5.12. - 8.11.2019, Vipingo Ridge,
Mombasa, KEN, Euro 300.000

Chrissie Wolf und Sarah Schober beim Saisonfinale in Kenia.
FINAL: Christine Wolf zündete am Moving Day sprichwörtlich den Turbo, denn die Tirolerin stürmte mit einer starken 66 bis auf Rang 2 nach vor und hat so vor den letzten 18 Bahnen der Saison einmal mehr ein Topergebnis regelrecht zum Greifen nah. Auf die Führende Schwedin Julia Engstrom fehlen ihr zwar bereits sieben Schläge, im Finalflight wird sie aber mit Sicherheit von Beginn an versuchen Druck aufzubauen.

Dies gelingt zumindestens auf den ersten Bahnen noch nicht wirklich so richtig nach Plan, denn am Par 5 der 2 lässt sie ein frühes Birdie noch aus. Dafür aber entpuppt sich erneut das Par 3 der 4 als gewinnbringend und ermöglicht der Tirolerin am Sonntag den erstmaligen Sprung in den roten Bereich.
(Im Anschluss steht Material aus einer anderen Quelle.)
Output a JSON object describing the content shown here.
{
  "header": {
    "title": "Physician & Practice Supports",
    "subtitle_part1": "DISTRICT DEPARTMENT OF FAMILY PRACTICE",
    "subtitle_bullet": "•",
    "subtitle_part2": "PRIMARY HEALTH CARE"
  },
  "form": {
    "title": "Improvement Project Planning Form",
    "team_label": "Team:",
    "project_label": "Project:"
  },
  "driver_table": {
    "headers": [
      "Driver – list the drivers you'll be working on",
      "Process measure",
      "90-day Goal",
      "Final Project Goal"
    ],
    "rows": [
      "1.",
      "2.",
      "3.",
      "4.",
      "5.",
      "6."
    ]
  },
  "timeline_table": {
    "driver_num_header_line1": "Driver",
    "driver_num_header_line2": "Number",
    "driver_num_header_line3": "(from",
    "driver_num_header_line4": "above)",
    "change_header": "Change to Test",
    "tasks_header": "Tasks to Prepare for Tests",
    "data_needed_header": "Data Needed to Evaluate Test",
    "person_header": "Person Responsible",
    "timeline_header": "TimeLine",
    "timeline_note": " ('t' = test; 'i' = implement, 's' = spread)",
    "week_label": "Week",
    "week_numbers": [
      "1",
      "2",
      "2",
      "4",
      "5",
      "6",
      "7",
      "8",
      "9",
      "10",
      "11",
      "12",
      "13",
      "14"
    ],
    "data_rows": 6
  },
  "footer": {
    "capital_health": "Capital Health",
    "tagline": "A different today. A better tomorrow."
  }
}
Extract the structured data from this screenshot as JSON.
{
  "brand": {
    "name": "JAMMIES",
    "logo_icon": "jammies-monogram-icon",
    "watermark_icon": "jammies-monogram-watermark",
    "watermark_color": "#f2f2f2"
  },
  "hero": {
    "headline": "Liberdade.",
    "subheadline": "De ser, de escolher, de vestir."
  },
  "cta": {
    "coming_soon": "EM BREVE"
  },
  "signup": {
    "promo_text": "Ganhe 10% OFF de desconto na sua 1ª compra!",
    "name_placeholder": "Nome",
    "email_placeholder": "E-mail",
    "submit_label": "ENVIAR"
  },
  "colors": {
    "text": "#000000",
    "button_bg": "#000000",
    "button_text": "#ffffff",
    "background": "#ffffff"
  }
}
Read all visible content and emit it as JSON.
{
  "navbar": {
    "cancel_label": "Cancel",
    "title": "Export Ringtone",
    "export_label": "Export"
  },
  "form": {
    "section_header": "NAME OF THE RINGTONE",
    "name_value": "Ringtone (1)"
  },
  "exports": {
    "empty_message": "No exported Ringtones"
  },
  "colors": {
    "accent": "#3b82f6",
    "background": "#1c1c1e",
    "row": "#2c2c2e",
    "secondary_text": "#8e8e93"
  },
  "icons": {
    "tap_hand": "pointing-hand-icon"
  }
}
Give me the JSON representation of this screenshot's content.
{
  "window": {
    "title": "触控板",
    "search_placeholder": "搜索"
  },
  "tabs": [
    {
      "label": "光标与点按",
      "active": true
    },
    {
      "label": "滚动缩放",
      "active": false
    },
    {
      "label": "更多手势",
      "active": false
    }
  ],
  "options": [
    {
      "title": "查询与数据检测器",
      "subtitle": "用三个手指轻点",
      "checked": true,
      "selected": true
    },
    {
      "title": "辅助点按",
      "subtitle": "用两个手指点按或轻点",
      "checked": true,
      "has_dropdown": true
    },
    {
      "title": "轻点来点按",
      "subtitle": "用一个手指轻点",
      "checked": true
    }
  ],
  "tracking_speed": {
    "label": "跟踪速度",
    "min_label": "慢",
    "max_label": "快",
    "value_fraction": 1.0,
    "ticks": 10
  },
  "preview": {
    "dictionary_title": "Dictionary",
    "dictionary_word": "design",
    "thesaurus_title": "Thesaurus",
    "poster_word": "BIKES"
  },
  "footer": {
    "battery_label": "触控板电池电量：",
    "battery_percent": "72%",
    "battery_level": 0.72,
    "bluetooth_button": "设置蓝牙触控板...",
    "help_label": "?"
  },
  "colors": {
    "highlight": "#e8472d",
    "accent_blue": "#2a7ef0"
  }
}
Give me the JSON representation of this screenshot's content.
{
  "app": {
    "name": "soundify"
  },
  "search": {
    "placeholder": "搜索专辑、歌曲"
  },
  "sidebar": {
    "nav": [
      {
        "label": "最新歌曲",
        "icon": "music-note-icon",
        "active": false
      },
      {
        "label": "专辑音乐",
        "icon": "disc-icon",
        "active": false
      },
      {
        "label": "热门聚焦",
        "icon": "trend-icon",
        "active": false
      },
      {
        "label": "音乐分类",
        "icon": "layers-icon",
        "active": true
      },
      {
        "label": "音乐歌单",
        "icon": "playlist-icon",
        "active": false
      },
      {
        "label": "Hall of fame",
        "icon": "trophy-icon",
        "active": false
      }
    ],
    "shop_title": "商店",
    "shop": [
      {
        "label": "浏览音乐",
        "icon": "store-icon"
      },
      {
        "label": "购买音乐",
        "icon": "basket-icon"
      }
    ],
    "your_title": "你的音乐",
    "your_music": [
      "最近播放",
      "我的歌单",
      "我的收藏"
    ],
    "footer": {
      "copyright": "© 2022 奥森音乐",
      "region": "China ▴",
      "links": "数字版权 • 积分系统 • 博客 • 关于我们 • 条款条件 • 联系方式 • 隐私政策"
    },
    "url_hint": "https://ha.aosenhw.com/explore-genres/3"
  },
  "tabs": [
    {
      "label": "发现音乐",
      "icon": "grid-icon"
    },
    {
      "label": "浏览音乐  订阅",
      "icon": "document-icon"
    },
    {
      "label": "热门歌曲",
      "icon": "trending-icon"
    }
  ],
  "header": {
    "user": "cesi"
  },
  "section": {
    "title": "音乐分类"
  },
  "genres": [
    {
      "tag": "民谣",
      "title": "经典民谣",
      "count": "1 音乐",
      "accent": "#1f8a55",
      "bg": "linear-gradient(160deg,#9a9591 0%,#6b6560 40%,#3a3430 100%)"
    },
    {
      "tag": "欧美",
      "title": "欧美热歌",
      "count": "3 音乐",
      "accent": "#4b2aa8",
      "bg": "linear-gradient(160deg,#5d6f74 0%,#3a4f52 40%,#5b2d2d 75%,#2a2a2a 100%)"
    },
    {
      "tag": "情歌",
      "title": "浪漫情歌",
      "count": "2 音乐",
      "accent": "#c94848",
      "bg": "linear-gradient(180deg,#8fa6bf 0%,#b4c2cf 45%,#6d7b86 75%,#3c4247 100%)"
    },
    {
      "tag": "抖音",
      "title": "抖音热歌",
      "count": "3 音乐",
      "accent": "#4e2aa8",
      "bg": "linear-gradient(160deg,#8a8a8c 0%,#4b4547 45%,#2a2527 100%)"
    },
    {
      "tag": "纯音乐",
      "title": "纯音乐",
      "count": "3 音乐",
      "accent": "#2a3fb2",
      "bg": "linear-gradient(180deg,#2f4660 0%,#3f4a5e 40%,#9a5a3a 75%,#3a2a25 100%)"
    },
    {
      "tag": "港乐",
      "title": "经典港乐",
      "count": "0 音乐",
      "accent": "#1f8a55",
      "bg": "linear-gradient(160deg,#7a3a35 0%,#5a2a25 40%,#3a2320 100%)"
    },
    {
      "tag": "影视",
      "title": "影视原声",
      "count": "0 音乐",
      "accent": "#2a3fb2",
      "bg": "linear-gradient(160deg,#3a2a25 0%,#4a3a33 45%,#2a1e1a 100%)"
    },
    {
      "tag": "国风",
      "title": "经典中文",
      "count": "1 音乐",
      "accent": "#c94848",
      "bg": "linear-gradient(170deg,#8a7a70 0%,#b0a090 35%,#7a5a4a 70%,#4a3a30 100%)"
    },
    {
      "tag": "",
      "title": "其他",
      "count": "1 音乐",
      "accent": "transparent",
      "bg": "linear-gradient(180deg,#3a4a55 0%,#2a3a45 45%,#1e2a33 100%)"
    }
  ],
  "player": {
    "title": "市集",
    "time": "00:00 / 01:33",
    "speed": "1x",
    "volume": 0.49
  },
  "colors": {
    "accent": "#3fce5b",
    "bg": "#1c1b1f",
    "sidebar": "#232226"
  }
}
Lange kann sie in diesem aber nicht verweilen, denn die 5 entpuppt sich als etwas zu harte Nuss, was sie postwendend wieder auf Level Par zurückwirft. Das kostet auch sichtlich den Rhythmus, denn auch auf der 7 kann sie einen Schlagverlust nicht vermeiden und rutscht so sogar in den Plusbereich ab. Die Probleme reißen auch danach nicht ab, denn ein wild verzogener Teeshot findet am Par 3 der 8 nur das Wasser, was prompt im nächsten Fehler mündet.

Die Tirolerin muss jetzt richtiggehend aufpassen, dass es nicht ganz dick kommt, denn die Schwächephase reißt auch auf der 9 nicht ab und nach dem unguten Triplepack droht sie, sollte sie ihr Spiel nicht konsolidieren können, sogar die Spitzenplätze etwas aus den Augen zu verlieren. Am Par 5 der 11 kann sie dann das Ruder aber wieder etwas herumreißen, denn ein gefühlvoller Chip lässt ihr nur noch einen knappen halben Meter zum nächsten Birdie über.

Anknüpfen kann sie an das Erfolgserlebnis nicht und bekommt zu allem Überfluss dann gegen Ende der Runde auch noch Sand ins Getriebe. Dies verhindert am letzten Par 5 zunächst ein weiteres Birdie und auf der 16 muss sie sogar nach eingebunkerter Annäherung einen unangnehmen Tester zum Par lochen, besteht diesen aber mit Bravour.

Mit recht souveränen Pars macht sie auf den verbleibenden Bahnen nichts falsch, muss sich am Ende aber mit der 74 (+2), was ihre schwächste Runde der Woche darstellt, zufrieden geben. Immerhin steht am Ende aber ein 6. Platz auf der Habenseite und nach dem Sieg in Indien und insgesamt gesehen fünf Top 10 Ergebnissen kann sie auf eine mehr als nur erfolgreiche Saison zurückblicken, was ihr am Ende auch Rang 3 der Jahreswertung einbringt.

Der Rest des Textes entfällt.